Whenever someone posts advice online or writes an advice book, people bend over backwards to believe them. Any questioning of the advice’s validity is done hesitantly. Audiences desperately offer gurus the benefit of the doubt.
Perhaps unsurprisingly, this has led to widespread deceit in the advice giving business.
John T. Reed famously went through “Rich Dad, Poor Dad” and ripped it apart. He points out internal consistencies, factual errors, and incorrect specialized opinions in the book. For some reason, fans of the book contact Reed with bizarre defenses of it, which he also posts and rips apart. In spite of this article and other media embarrassments of the author, it has sold over 32 million copies and spawned a media franchise with a series of branded books, videos, seminars, and board games.
XXXX and YYYY sell a system for writing a best-selling novel for $199. On its face, this is a pretty absurd claim. I looked up both of their names when they were first promoting the system, and they’d recently written a LitRPG book. I assume their original intention was to hold up the novel as an example of their great system, but instead the book bombed. It certainly isn’t a bestseller.

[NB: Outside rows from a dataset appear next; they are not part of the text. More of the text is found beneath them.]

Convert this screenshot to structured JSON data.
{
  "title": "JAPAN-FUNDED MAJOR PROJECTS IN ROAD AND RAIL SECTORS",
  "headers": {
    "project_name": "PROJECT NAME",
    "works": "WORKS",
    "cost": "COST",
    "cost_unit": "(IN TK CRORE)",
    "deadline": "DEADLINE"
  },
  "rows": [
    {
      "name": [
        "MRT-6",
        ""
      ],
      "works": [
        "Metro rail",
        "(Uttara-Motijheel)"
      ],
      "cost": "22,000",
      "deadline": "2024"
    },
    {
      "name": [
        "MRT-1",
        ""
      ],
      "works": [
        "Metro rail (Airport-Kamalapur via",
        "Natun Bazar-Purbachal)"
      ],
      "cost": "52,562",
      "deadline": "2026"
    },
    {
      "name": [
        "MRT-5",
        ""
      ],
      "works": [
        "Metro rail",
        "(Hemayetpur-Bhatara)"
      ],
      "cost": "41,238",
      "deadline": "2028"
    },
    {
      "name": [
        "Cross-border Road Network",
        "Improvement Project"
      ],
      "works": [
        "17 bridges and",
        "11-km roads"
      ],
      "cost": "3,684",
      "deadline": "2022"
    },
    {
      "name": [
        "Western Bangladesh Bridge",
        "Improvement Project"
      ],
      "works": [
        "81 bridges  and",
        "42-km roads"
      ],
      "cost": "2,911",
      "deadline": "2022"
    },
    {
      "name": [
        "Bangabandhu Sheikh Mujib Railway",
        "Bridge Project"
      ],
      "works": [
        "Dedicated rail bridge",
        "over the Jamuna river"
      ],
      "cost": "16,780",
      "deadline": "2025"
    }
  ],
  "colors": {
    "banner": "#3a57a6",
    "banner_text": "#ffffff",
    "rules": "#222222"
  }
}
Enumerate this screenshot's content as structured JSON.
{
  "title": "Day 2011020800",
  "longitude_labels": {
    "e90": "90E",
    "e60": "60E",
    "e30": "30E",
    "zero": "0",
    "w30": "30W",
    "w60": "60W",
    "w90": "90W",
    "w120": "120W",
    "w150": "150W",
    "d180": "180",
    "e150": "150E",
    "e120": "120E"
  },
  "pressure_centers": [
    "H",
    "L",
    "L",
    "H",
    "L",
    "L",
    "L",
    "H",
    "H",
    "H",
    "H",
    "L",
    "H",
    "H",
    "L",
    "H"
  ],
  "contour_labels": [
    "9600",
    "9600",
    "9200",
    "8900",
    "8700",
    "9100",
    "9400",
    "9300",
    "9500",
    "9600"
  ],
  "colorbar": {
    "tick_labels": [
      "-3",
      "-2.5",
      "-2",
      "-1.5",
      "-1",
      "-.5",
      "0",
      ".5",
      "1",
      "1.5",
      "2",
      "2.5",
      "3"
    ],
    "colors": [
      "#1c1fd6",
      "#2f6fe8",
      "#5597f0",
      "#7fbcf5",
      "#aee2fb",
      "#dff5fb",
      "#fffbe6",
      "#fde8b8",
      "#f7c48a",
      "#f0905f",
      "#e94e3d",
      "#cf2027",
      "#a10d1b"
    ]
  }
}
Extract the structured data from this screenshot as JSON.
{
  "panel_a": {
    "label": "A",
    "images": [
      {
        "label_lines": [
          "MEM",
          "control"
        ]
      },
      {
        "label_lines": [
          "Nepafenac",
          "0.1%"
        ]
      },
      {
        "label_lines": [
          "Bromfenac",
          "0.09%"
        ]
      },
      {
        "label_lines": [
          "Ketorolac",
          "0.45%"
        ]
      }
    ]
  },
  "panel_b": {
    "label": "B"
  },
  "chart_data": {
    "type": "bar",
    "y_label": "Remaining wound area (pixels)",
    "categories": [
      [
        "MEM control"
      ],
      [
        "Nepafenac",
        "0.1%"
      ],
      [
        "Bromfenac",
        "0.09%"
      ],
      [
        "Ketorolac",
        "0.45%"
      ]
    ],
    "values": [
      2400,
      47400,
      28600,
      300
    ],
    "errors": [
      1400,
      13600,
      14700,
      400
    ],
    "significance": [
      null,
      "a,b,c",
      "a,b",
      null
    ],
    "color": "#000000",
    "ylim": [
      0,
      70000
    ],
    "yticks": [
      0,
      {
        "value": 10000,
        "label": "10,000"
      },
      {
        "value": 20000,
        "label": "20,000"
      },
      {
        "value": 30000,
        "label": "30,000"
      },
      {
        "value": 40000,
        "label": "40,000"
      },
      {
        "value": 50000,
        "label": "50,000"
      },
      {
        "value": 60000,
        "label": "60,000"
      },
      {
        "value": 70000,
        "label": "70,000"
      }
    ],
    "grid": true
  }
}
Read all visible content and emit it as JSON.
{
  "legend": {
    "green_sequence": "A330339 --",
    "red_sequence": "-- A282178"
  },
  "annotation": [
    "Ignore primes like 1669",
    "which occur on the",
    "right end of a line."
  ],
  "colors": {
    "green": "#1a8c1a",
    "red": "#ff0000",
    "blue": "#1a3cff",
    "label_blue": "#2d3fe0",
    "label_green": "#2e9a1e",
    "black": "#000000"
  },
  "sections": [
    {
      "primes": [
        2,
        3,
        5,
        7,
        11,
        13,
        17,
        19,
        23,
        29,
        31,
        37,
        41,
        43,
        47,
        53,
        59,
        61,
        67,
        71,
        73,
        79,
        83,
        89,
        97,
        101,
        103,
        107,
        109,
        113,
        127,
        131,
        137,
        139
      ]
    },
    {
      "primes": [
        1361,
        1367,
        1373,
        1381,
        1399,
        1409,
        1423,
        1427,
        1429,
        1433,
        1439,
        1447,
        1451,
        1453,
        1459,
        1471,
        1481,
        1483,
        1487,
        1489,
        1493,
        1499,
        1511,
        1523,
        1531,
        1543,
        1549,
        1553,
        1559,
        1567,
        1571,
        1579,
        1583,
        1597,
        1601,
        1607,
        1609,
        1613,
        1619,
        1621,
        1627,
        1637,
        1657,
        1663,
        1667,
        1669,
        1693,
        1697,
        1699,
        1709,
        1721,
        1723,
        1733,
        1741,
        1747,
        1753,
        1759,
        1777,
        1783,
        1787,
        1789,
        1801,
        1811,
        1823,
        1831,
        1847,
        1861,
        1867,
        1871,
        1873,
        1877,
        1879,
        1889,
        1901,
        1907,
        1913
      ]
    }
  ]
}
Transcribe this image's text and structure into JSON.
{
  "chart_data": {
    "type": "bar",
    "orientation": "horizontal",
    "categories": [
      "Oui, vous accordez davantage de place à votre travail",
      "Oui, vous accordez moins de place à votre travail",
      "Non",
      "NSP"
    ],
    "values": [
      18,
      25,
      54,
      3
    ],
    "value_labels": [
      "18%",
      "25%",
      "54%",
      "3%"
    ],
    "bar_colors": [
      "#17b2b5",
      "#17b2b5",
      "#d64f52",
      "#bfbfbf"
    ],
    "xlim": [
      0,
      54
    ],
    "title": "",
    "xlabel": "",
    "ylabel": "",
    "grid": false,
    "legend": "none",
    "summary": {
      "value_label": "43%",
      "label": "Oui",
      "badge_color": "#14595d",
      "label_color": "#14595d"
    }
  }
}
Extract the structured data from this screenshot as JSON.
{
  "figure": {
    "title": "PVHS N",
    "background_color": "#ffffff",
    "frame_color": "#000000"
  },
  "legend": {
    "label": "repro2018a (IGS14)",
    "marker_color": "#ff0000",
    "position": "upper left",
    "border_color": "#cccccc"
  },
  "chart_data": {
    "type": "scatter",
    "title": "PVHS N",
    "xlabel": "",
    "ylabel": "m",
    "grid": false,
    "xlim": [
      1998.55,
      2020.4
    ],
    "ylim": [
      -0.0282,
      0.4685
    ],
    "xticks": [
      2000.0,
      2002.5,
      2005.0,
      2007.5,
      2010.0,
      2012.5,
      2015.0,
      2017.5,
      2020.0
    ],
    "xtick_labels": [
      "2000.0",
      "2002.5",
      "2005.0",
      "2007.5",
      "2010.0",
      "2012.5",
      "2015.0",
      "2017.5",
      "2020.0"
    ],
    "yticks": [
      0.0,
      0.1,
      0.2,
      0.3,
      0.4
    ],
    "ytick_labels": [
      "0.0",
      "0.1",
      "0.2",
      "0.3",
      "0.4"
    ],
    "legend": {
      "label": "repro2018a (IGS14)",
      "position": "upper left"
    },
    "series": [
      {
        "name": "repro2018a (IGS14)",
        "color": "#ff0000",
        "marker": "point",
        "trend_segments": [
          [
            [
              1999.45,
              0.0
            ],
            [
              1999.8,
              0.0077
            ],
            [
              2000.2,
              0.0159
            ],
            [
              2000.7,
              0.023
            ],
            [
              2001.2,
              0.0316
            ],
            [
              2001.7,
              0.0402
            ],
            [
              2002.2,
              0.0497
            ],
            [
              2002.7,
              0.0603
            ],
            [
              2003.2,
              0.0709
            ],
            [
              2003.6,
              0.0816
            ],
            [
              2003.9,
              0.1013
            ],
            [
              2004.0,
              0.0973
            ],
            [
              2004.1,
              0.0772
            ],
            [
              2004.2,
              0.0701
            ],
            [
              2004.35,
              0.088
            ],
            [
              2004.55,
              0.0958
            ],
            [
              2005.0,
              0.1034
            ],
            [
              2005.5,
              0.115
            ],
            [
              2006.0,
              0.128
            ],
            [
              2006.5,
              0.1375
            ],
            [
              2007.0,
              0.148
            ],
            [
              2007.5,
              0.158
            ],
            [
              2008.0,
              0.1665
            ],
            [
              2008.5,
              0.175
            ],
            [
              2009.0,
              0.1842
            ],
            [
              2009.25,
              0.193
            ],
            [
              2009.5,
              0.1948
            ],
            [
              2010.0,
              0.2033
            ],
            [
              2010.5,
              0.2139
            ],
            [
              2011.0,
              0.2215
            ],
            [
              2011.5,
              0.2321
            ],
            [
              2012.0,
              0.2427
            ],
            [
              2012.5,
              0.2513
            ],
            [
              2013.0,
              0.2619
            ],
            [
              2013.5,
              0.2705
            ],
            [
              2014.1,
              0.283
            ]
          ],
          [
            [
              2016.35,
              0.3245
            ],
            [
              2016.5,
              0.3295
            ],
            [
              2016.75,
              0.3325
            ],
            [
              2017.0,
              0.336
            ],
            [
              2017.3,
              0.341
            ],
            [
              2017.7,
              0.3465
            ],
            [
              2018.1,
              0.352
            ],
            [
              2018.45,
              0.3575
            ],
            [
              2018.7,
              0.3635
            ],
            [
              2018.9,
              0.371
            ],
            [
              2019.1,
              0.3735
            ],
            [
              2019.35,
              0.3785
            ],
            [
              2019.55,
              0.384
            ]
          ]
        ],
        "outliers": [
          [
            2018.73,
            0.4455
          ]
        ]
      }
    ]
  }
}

If they’re unable to write a best-selling novel themselves, how likely is their system to teach other people how to do it?
On Reddit, a user was detailing his investing and early retirement scheme to try to drive traffic to his blog. He claimed that he was earning 1% to 2% weekly from his investment strategy. People in the subreddit were eating up his story, congratulating him, and asking for more information to do the same thing themselves.
A 1% weekly return, compounded, would give a 68% annual return, which is three times the average annual return Warren Buffett has made. Buffett is considered by many to be the greatest investor of all time. Someone claiming to be able to consistently get these kinds of returns is lying at an absurd level.
Defamation
In my second example, I don’t name the authors or their book. I don’t even identify the Reddit user in the third example. When I first wrote this article, I named and shamed, then discussed with my wife the consequences of doing so. The likelihood of a scoundrel who is willing to commit fraud to also file a frivolous lawsuit seemed higher than the value of denouncing them in a blog post.
This, in a nutshell, is at the heart of why people tread so softly around liars giving bad advice.
Anyone engaging with advice on the internet should be deeply cautious, validate claims, and be suspicious. People have learned that “get rich quick” is a red flag, but they’ll excitedly accept “become wealthy fast”.